От зоркого глаза ребят ничто не ускользало.

Первыми они заметили полицаев. Люди с белой повязкой на рукаве появились в городе почти одновременно с оккупантами. Вначале это были пришлые люди, и жители города их не знали. Но когда среди полицаев появились свои, лихвинские, – отец Егора Астахова – Чугрей, дядя Наташи Ковалевой – сапожник Ковалев, и другие, – это насторожило всех. Насторожило и Гришу Штыкова.

Вскоре на улице с одним из полицаев у Гриши произошел такой разговор.

– Прогуливаешься, молодой человек? – спросил полицай, дружелюбно улыбаясь.

– По делу иду, – проговорил Гриша, останавливаясь.

– Мать дома?

– Эвакуировалась, – ответил Гриша, несколько растерявшись.

– А сестра?

– Тоже… – ответил Гриша, заметно побледнев.

И когда полицай произнес остальную часть пароля, Гриша понял, что его ловят на слове, испытывают.

– Никакого старика я не знаю… – резко ответил Гриша на следующий вопрос и, повернувшись, пошел своей дорогой, ожидая, что его тут же арестуют. «Попался, Гришка…» – думал он, чувствуя холодный пот на спине.

«Попался…»

Полицай внимательно посмотрел ему вслед и пошел в комендатуру.

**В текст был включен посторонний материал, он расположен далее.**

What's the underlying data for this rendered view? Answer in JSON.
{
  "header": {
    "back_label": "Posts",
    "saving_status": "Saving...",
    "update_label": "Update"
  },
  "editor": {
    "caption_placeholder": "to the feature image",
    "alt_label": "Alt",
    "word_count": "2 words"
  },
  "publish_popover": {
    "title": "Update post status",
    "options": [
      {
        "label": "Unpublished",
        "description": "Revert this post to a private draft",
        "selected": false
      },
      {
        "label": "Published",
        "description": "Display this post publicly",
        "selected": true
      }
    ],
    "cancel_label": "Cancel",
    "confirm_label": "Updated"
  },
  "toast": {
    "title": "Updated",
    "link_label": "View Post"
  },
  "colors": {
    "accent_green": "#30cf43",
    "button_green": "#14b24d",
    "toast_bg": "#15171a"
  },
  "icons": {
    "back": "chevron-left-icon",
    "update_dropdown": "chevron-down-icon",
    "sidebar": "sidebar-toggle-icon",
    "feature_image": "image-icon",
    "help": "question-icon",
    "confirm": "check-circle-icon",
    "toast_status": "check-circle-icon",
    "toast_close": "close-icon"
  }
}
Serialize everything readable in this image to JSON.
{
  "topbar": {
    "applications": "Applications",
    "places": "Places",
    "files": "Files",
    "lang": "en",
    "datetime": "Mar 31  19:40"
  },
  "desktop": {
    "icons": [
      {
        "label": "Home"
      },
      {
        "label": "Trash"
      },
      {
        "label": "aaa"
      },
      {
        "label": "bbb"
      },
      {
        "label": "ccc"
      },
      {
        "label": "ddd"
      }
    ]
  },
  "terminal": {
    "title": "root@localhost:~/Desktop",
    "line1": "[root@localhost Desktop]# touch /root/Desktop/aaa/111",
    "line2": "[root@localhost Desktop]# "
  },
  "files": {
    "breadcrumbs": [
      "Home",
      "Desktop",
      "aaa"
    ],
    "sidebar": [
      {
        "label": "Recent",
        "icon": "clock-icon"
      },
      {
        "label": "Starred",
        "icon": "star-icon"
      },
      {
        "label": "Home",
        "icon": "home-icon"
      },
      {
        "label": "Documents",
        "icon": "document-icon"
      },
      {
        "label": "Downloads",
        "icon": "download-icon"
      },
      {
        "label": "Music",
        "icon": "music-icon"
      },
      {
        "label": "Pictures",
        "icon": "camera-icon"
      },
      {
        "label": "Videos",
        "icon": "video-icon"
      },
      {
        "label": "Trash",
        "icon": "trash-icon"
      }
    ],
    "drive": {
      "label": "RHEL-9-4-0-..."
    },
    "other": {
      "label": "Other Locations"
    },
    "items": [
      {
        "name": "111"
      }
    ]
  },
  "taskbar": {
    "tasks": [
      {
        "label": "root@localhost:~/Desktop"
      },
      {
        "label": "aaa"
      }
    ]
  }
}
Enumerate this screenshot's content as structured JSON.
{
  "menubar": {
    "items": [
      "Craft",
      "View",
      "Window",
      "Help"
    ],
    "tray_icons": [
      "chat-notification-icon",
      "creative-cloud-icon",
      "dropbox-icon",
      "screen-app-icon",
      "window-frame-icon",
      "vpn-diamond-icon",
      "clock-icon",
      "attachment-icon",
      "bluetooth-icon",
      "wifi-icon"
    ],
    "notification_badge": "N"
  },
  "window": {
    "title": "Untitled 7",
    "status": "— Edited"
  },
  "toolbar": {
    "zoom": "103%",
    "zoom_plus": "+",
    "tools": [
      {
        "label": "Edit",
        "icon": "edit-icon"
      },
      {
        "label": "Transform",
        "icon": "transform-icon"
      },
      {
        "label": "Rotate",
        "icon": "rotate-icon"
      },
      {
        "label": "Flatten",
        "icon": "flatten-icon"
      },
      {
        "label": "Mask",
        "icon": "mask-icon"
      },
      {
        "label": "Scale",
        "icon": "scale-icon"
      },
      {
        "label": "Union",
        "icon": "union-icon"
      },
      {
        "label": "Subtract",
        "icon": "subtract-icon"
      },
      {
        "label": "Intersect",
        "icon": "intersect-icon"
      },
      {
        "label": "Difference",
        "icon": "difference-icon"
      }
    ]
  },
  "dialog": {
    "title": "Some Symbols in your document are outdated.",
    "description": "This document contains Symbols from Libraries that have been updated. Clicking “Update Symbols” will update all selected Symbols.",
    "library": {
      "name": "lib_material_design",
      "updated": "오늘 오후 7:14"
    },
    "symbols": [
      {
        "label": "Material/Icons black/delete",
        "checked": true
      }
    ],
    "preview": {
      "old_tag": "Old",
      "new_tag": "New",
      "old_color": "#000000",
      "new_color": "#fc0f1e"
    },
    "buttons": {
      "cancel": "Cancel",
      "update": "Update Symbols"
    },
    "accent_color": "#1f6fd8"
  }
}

Лишь вернувшись домой, Гриша понял, что поступил опрометчиво. Следовало, не раскрывая себя, спокойно выслушать полицая, узнать, про какого старика он говорит, и потом уже принимать решение. А он поспешил, показал, что боится разговора. «Плохой я подпольщик», – думал Гриша.

И тут новая мысль осенила его: «А что, если полицай тоже шел на встречу, как подпольщик?.. Не может быть. Тимофеев предупредил бы меня».

Нужно было как можно быстрее узнать, с какой целью полицейский назвал ему пароль. «Надо проверить, – решил Гриша, – если только меня не заберут в гестапо».

А что, если, встретившись с полицаем, самому заговорить с ним? Дерзкая мысль, но, пожалуй, надо подождать. Ко всему он теперь относился с подозрением.

Прошло несколько тревожных дней. Гестапо молчало. Очевидно, арестовывать его не спешили. Молчал и Тимофеев. Как-то снова выйдя на улицу, Гриша увидел Митю Клевцова и Сашу Чекалина. По тому, как ребята шли и настороженно поглядывали по сторонам, Гриша понял, что пришли они в город не случайно и, наверно, издалека.

И тут же Гриша заметил, что за ребятами из закоулка следили. Это были Егор Астахов и Наташа Ковалева. С какими целями? «Наверно, с недобрыми», – подумал Гриша.